Source: TRT World
By Salahuddin Mazhary
Lack of or belated official recognition marked Muslim contribution to the Soviet war effort, even though it was an ethnic Kazakh soldier, Rakhimzhan Qoshkarbaev who was the first to raise former USSR’s flag at the German parliament building.
The 9th of May is a holiday that marks the unconditional surrender of Nazi Germany to the Soviet Union at the end of World War II. Celebrations are held across Russia, Central Asia, satellite states such as Transnistria and the Soviet empire’s former dominions.
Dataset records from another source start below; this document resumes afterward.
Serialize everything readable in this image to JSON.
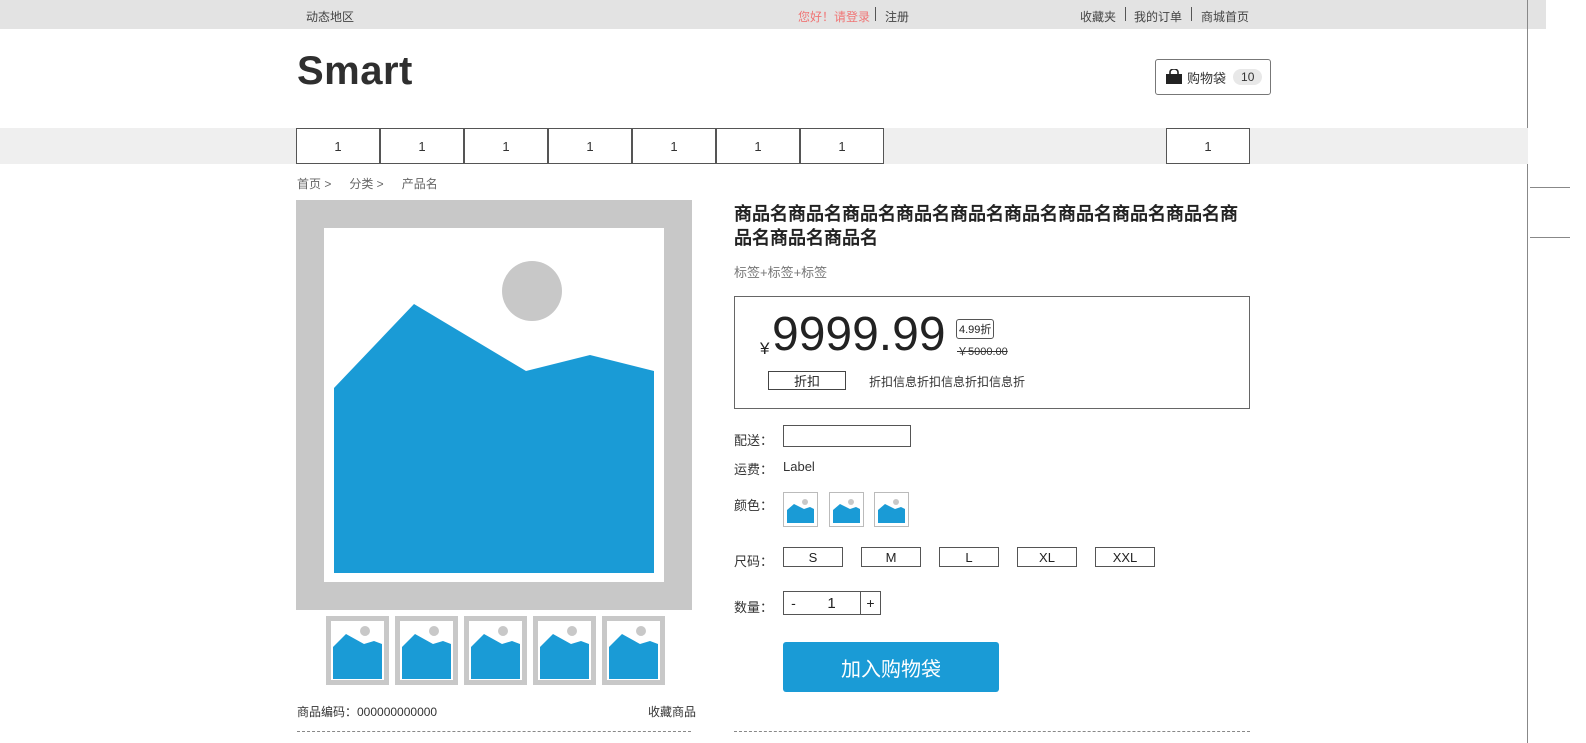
{
  "topbar": {
    "region": "动态地区",
    "greeting": "您好！请登录",
    "register": "注册",
    "favorites": "收藏夹",
    "my_orders": "我的订单",
    "mall_home": "商城首页"
  },
  "header": {
    "logo": "Smart",
    "cart_label": "购物袋",
    "cart_count": "10"
  },
  "nav": {
    "items": [
      "1",
      "1",
      "1",
      "1",
      "1",
      "1",
      "1"
    ],
    "right_item": "1"
  },
  "breadcrumb": [
    "首页 >",
    "分类 >",
    "产品名"
  ],
  "product": {
    "title": "商品名商品名商品名商品名商品名商品名商品名商品名商品名商品名商品名商品名",
    "tags": "标签+标签+标签",
    "currency": "¥",
    "price": "9999.99",
    "discount_badge": "4.99折",
    "original_price": "￥5000.00",
    "discount_label": "折扣",
    "discount_info": "折扣信息折扣信息折扣信息折",
    "sku_text": "商品编码：000000000000",
    "collect": "收藏商品"
  },
  "options": {
    "delivery_label": "配送：",
    "delivery_value": "",
    "freight_label": "运费：",
    "freight_value": "Label",
    "color_label": "颜色：",
    "size_label": "尺码：",
    "sizes": [
      "S",
      "M",
      "L",
      "XL",
      "XXL"
    ],
    "quantity_label": "数量：",
    "quantity": "1",
    "minus": "-",
    "plus": "+"
  },
  "actions": {
    "add_to_cart": "加入购物袋"
  },
  "colors": {
    "accent": "#1a9bd6",
    "image_bg": "#c8c8c8",
    "greeting": "#f07575"
  }
}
It’s well-known that the USSR paid a heavy price for defeating the Nazis, the loss of over 26 million of its citizens and troops.
What is less known is the large Muslim contribution to the Soviet Union’s victory. It’s estimated over 3.5 million Muslims from Central Asia and the Caucasus fought on the frontlines of the Red Army against the Nazis, this was an increase from World War I, where 500,000 Muslims had served in the Russian imperial forces.
One would think the Soviet authorities were grateful for this vital manpower, far from it. Up to the outbreak of the war, Stalin was brutally persecuting Muslim populations across the vast empire’s territories. Over 1.5 million individuals, including Muslim peoples such as Chechens, Ingush, Balkars, Karachai and Crimean Tatars were deported and forcibly resettled in Central Asia and Siberia. Stalin’s pretext for the deportations was that these people collaborated with the Nazis. Ironically, 50, 000 Chechens and Ingush were fighting on the frontlines against the Germans as the USSR cynically and mercilessly deported their families. Salman Dudayev to his and his Ukrainian commander’s shock was removed from the trenches of Stalingrad and told he was being exiled on (false) charges he was collaborating with the Nazi army. In another cruel irony, one of the five Chechen recipients of the ‘Hero of the Soviet Union’ award, returned to find his entire family had been deported. Despite Stalin’s successor Nikita Khrushchev de-Stalinization campaign allowing people to return to their native lands, many could not till the break up of the Soviet Union in 1991.